Потом он просил у друга извинения за столь энергичные действия и в оправдание говорил: «Я знал, что ты меня просто дразнишь в лечебных целях, но от твоих поношений, клянусь Юпитером, взбесилась бы сама богиня терпения».
Едва для Публия сделались посильными короткие прогулки на вольной природе за городским валом, куда его доставляли в крытых носилках, как ему пришлось расстаться со своим главным лекарем и завершать разгром болезни самостоятельно. Дело в том, что из Гадеса, последнего прибежища карфагенян, прибыли послы, предлагавшие совместными усилиями избавиться от Магона.
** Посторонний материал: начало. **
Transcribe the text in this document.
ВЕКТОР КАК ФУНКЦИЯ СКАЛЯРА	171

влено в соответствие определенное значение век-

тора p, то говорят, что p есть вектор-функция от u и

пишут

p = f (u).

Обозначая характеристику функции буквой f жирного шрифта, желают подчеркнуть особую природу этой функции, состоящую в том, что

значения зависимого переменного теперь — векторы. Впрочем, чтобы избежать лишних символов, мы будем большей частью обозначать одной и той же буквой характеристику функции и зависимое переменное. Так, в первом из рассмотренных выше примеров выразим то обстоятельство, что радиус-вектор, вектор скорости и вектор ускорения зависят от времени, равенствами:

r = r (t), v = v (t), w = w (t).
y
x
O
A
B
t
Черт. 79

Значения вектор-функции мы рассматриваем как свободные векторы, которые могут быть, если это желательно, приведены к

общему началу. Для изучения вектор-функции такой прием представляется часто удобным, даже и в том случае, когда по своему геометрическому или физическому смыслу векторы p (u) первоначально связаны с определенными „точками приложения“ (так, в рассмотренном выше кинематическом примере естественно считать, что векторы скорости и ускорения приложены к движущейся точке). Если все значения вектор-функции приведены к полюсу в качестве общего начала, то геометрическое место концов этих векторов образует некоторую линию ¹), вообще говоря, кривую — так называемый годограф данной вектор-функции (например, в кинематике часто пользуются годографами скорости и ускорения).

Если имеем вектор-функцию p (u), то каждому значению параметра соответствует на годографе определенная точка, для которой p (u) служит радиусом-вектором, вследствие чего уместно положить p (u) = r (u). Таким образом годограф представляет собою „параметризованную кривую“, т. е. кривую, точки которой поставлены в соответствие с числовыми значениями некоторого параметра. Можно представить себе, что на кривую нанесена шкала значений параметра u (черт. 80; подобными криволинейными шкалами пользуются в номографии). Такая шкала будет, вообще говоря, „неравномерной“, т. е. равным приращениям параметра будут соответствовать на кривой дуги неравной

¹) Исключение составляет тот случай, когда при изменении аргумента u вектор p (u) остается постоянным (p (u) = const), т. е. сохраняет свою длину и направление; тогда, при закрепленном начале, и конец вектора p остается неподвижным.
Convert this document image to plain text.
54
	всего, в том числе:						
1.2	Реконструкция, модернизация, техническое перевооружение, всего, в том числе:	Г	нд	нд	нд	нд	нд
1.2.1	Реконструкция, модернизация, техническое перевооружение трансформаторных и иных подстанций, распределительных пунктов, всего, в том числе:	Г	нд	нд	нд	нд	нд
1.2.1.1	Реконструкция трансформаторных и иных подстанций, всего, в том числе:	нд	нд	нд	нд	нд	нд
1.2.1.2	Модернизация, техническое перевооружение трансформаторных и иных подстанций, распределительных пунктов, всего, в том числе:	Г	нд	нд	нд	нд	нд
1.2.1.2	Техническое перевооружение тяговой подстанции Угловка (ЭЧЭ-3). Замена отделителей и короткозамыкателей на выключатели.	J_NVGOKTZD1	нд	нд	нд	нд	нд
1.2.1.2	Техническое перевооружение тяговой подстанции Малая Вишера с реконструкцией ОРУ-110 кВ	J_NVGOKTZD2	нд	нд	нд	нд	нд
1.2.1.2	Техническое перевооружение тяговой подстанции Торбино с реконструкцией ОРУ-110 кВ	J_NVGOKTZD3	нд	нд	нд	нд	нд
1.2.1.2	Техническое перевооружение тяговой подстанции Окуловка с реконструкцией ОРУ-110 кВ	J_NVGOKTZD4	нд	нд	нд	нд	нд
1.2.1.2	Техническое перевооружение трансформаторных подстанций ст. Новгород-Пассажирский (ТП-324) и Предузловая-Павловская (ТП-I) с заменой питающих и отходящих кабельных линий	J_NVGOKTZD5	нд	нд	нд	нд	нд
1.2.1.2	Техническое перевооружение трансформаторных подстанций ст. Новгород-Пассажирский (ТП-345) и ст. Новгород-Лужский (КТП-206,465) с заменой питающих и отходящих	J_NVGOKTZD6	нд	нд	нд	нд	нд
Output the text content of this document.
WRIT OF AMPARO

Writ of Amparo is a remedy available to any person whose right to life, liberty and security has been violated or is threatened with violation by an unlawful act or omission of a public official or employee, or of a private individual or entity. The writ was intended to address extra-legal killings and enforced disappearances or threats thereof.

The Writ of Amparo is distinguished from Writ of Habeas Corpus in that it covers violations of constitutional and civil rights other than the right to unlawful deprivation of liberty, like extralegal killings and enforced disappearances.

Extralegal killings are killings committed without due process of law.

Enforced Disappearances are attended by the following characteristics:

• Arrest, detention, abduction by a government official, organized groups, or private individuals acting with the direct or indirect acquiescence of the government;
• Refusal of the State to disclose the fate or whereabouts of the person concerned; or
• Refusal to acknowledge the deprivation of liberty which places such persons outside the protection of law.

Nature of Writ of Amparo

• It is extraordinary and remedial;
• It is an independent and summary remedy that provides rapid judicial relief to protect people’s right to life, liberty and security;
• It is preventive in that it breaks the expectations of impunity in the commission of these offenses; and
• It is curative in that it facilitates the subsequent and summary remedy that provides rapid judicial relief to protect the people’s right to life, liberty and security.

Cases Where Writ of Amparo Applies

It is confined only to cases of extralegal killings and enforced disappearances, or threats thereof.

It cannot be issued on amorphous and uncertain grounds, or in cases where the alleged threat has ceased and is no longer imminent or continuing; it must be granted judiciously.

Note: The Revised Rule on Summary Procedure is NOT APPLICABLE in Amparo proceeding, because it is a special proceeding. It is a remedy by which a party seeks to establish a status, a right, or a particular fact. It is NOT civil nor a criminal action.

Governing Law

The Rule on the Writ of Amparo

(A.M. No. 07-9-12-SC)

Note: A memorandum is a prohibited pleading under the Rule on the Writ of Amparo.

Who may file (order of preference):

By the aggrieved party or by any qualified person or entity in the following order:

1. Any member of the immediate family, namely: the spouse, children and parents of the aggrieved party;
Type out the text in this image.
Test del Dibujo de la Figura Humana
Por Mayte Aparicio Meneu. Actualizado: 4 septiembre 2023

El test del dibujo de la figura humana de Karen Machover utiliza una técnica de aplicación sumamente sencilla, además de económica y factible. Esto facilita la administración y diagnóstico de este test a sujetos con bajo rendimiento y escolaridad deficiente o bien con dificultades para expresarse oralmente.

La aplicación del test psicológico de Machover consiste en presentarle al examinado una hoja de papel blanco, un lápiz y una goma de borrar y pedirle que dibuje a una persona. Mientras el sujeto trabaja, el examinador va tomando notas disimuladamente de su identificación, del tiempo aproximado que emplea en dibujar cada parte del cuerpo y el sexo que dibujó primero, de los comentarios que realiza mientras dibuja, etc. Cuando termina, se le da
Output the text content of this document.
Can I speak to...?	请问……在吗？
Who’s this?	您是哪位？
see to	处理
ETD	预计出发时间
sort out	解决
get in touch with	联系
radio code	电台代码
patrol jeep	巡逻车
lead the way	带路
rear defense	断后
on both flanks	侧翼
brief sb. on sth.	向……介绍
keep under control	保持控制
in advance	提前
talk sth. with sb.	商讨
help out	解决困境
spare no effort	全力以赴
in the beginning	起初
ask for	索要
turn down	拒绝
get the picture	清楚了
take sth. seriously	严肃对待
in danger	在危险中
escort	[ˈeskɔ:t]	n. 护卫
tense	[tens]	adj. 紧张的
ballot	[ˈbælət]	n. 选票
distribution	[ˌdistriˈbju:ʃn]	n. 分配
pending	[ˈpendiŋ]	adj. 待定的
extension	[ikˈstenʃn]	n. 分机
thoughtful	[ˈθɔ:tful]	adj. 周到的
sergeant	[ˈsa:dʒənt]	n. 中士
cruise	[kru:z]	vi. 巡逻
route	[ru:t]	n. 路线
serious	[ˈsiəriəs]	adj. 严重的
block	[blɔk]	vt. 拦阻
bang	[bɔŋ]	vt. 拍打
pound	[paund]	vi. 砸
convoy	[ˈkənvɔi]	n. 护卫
Они обещали открыть римлянам доступ в город и нейтрализовать сопротивление карфагенского гарнизона. Ввиду особенностей местоположения Гадеса, овладеть им можно было только одновременными действиями сухопутного войска и флота. Поэтому на юг Испании двинулись когорты Луция Марция и эскадра Гая Лелия — лучшего флотоводца из окружения Сципиона.
Экспедиция не имела существенного успеха, так как Магону, благодаря четко функционирующей в городе шпионской сети, в организации которой пунийцы большие искусники, удалось раскрыть заговор и схватить зачинщиков. Римлянам пришлось довольствоваться только небольшой победой в морской стычке, когда им удалось потопить две карфагенские триремы. Узнав, что в городе сторонники римлян потерпели поражение, Лелий не стал вести малоперспективную осаду Гадеса и направился обратно в Новый Карфаген, твердо рассчитывая на восстание гадетанцев в скором будущем.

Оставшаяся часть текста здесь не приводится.